NeXTSTEP and macOS are only thing left from those ideas in modern systems, combing UNIX and Xerox PARC worlds.

While there are some of those ideas influenced Windows, via Objective-C => Java => .NET, and Android is what Inferno/Limbo could have been, it is not quite the same as those early ideas how computing should be like.

Flow•3mo ago
Funny, and the persistent memory-image everyone outside the Smalltalk/Lisp community seems to hate, it's your normal filesystem now.
pjmlp•3mo ago
The irony is that anyone using IDEs is using the same idea, as all of them use a virtual filesystem layer to simulate the same capabilities as the image approach.
shwaj•3mo ago
Not really, because you still recompile and start the program from scratch, rather than modifying the code that executes on the still-existing data structures.

Edit: rather than just naysaying, it occurred to me to reference the notion of Orthogonal Persistence, which the image-based approach provides (not without drawbacks) but IDEs typically don’t. Previous HN discussion: https://news.ycombinator.com/item?id=39615228

pjmlp•3mo ago
Kind of, see Cadilac model for Energize C++, born out of Lucid Lisp.

https://dreamsongs.com/Cadillac.html

sph•3mo ago
Reminds me of the "Liberating the Smalltalk lurking in C and Unix" talk by Stephen Kell: https://www.youtube.com/watch?v=LwicN2u6Dro
bobajeff•3mo ago
Thanks I was looking for that. I've seen a video about that some time ago and couldn't remember the name or the anything.

For those interested here's a link to the actual project:

* https://github.com/stephenrkell/liballocs

vacuity•3mo ago
Probably a lot of overlap with the links upthread, but [0] also goes over Unix and Smalltalk (and I only just realized is also by Stephen Kell).

[0] https://dl.acm.org/doi/10.1145/2525528.2525534

sph•3mo ago
This quote from Dan Ingalls is also relevant:

"An operating system is a collection of things that don’t fit into a language.
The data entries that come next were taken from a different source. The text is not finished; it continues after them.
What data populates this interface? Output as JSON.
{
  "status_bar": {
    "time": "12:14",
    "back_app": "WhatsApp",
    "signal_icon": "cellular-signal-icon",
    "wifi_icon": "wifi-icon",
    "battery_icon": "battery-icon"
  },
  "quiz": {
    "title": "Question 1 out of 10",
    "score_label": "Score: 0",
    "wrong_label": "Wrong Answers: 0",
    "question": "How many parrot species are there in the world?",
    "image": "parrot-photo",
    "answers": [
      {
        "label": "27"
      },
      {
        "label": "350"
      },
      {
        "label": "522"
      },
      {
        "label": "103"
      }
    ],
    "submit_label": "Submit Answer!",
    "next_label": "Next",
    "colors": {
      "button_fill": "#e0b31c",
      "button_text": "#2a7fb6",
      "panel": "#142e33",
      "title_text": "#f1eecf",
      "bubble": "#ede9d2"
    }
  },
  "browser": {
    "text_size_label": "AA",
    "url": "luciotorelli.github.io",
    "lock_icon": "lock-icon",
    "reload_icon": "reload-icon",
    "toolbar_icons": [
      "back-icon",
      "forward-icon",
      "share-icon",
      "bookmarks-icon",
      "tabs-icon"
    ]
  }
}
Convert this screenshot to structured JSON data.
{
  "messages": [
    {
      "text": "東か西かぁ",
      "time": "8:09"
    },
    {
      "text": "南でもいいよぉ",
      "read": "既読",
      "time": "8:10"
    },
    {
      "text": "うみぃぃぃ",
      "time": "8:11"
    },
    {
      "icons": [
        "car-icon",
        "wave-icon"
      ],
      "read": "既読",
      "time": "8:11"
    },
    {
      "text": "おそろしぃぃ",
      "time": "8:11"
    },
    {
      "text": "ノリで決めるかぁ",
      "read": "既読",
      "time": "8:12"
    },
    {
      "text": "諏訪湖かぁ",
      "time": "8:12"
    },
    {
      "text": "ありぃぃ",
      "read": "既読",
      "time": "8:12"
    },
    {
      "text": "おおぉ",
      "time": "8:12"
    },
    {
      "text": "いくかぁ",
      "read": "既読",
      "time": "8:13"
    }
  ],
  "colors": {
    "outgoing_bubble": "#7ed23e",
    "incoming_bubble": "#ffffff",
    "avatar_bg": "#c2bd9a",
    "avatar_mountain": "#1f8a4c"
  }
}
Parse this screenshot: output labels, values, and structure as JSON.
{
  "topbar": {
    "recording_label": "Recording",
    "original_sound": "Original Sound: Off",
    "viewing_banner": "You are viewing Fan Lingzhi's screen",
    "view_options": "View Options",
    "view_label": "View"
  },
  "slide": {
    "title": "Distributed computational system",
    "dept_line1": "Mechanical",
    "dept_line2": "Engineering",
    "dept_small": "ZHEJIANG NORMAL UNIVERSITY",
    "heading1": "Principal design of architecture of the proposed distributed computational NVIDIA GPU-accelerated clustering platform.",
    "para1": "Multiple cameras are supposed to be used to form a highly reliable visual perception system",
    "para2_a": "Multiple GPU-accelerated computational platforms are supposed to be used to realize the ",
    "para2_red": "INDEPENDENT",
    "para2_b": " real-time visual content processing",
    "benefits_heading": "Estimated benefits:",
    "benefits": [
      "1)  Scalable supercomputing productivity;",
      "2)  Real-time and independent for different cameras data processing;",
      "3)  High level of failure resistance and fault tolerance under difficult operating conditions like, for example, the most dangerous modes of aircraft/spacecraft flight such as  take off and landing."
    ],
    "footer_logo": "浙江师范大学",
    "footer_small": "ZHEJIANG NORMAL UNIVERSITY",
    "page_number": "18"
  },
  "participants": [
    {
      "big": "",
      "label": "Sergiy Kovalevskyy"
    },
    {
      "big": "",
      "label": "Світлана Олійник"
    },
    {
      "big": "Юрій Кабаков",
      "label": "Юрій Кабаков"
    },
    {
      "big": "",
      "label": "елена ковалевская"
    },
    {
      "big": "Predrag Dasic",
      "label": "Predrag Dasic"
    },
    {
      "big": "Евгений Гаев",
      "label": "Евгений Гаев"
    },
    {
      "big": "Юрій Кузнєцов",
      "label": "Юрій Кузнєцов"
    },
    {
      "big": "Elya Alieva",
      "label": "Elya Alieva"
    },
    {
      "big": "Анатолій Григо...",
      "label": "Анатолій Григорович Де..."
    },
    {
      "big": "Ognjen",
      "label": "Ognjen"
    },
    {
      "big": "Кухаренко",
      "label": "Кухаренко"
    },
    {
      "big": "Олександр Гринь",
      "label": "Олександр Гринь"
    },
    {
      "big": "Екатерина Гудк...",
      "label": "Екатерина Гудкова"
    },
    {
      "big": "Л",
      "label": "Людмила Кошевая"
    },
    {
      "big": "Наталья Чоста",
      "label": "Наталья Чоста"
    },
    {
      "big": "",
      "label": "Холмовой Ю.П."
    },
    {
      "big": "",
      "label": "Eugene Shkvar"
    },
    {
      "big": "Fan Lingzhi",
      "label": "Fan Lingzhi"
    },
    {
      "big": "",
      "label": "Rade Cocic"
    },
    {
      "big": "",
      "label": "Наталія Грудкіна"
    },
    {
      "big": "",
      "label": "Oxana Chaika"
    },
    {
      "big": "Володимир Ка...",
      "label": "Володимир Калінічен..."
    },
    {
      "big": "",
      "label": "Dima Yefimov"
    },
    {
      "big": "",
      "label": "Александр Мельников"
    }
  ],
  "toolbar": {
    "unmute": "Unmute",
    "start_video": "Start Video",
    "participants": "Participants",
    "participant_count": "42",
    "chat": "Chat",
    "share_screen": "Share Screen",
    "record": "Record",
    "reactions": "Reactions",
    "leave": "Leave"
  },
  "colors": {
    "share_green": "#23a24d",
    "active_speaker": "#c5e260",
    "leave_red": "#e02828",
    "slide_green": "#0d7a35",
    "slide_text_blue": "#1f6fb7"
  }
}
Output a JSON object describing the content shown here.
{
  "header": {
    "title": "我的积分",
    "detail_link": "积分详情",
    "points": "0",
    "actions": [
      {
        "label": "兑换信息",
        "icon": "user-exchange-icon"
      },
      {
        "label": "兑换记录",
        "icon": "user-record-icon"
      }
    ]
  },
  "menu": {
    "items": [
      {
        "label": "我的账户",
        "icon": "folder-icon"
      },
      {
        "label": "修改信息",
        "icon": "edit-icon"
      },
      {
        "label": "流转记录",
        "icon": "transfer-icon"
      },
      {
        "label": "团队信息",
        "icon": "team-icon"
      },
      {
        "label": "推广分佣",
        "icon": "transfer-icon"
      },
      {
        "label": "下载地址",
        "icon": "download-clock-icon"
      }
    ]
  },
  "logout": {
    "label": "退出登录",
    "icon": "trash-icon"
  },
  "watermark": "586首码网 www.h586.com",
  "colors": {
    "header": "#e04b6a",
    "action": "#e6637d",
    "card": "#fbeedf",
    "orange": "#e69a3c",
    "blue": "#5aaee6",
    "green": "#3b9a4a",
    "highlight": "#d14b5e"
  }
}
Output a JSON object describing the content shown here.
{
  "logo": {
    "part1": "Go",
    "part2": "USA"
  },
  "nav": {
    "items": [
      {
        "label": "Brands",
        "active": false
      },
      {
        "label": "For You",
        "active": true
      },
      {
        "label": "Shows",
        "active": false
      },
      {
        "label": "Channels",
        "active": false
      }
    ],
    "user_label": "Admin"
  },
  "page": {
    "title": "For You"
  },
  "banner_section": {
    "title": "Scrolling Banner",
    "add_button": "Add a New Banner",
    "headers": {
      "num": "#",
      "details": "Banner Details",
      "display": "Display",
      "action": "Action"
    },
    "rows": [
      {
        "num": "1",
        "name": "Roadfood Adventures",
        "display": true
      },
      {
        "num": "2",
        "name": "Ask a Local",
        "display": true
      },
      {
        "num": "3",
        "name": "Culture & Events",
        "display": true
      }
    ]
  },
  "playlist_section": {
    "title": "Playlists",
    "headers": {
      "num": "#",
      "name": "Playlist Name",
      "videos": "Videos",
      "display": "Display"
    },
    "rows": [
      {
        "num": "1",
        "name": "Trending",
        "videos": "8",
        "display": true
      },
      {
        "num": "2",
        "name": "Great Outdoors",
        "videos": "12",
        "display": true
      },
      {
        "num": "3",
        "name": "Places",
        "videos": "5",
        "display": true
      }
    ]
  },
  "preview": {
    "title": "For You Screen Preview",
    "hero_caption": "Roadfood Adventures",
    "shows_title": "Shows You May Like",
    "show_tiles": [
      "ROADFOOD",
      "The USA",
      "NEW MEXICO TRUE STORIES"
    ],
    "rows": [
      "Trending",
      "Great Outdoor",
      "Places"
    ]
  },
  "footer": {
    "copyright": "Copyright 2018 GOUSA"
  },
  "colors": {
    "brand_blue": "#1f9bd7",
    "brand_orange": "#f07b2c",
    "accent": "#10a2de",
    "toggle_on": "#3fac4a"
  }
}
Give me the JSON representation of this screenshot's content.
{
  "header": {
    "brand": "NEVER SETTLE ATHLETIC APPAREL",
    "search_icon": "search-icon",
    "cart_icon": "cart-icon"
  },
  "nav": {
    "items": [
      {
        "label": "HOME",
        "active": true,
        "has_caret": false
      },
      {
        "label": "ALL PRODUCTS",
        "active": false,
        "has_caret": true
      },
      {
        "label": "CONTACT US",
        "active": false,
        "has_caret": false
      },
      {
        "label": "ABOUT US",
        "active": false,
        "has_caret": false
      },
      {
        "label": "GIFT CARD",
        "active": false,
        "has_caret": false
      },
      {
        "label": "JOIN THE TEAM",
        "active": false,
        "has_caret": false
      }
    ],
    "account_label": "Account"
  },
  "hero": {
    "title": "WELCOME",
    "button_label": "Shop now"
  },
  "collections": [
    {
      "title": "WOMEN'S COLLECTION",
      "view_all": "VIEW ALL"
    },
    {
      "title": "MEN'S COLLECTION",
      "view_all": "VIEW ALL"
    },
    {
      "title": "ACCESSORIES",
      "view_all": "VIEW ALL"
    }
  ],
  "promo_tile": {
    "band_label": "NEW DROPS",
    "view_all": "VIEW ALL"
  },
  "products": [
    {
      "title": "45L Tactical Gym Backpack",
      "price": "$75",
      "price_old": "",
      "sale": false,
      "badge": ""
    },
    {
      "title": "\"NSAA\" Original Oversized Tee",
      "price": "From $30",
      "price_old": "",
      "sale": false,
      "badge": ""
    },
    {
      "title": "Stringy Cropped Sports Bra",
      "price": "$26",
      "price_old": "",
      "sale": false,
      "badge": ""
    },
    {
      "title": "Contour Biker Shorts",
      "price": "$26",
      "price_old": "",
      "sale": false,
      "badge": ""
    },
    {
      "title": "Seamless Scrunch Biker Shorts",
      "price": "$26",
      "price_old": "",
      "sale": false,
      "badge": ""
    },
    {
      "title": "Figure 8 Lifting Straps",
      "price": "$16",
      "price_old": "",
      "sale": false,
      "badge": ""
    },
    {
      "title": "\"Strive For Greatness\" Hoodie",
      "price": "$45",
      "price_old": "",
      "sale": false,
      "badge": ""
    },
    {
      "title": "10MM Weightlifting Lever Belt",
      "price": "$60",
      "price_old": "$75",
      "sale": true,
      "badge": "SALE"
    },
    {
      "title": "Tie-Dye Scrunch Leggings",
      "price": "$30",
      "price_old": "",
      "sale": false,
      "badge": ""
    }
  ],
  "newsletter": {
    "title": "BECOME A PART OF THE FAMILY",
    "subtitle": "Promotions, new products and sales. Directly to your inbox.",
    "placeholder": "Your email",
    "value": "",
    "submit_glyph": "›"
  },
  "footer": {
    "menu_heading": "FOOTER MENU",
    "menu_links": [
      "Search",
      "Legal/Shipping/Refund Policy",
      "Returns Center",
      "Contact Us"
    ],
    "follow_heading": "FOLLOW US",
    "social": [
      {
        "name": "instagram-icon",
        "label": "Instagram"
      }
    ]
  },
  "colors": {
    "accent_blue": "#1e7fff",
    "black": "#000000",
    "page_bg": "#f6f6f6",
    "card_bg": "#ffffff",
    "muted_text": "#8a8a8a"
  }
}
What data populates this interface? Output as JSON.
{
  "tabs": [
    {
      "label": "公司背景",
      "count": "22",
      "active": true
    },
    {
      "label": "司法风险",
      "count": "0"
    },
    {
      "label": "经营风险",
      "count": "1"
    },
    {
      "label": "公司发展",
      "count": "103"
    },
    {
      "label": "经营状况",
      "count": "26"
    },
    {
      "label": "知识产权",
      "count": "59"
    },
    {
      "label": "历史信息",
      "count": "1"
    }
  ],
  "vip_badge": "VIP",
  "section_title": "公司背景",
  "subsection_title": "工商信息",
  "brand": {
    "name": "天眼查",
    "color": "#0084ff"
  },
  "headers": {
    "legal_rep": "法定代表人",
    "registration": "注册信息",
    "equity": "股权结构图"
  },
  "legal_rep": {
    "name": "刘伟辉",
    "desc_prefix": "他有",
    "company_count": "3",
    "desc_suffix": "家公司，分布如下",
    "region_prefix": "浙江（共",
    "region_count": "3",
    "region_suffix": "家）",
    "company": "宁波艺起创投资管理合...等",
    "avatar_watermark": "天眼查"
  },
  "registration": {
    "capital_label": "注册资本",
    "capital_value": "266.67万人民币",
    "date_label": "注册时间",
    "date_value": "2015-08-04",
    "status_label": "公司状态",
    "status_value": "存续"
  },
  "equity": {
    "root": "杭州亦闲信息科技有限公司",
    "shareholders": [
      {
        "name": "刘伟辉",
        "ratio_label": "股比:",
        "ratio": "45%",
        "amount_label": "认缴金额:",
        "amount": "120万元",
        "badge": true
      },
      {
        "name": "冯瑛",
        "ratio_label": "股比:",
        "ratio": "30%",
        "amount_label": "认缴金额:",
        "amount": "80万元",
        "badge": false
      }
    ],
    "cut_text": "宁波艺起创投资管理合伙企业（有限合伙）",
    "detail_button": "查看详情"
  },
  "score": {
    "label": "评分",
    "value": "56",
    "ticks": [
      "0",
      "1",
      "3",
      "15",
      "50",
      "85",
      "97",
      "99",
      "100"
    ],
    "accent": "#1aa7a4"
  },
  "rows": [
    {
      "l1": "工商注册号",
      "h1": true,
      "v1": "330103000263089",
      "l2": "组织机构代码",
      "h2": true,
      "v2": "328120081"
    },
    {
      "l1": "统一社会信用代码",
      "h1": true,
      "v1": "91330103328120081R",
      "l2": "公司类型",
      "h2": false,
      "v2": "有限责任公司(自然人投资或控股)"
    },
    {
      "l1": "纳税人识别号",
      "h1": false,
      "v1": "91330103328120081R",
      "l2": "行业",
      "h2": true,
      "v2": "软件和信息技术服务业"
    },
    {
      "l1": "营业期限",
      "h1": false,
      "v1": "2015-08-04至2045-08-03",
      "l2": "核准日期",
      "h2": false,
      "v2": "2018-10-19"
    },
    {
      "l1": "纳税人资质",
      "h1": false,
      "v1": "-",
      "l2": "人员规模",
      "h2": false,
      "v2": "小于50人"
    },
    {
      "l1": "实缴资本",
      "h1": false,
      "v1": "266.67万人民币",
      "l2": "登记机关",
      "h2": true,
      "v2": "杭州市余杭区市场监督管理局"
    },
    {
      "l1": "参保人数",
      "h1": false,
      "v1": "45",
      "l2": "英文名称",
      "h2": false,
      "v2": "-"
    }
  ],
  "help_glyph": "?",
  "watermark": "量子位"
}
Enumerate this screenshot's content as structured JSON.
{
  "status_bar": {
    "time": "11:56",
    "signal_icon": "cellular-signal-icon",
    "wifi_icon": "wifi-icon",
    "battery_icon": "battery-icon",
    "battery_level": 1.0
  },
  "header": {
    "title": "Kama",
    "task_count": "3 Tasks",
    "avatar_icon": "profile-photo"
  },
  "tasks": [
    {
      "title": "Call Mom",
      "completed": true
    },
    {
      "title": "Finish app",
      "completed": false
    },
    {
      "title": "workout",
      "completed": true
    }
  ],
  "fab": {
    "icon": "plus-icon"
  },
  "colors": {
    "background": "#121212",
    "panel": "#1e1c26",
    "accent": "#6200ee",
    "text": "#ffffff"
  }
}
There shouldn’t be one."

ThyerMJ26•3mo ago
Joel Jakubovic's talk is here: https://youtu.be/gD7ajjCHYbU?t=20378 It includes Q+As from a number of people, including Stephen Kell.
api•3mo ago
I recall someone, maybe Alan Kay, saying that object oriented programming was a bit of a misnomer. A better description of what they were getting at was message oriented programming, replacing the notion of blocking function calls with message passing. Objects were just a way of grouping state with functions and were less significant.
shwaj•3mo ago
Yes it was Alan Kay. https://wiki.c2.com/?AlanKayOnMessaging

Another relevant page on the same site is: https://wiki.c2.com/?AlanKaysDefinitionOfObjectOriented

AfterHIA•3mo ago
As a Smalltalk dork (Jaya Dan Ingalls!) and a former UNIXtard this really gets me moist as hell.

Semi-related; anybody have an old NeXTcube they'd be willing to part with? I'm a student and I need it for school and things.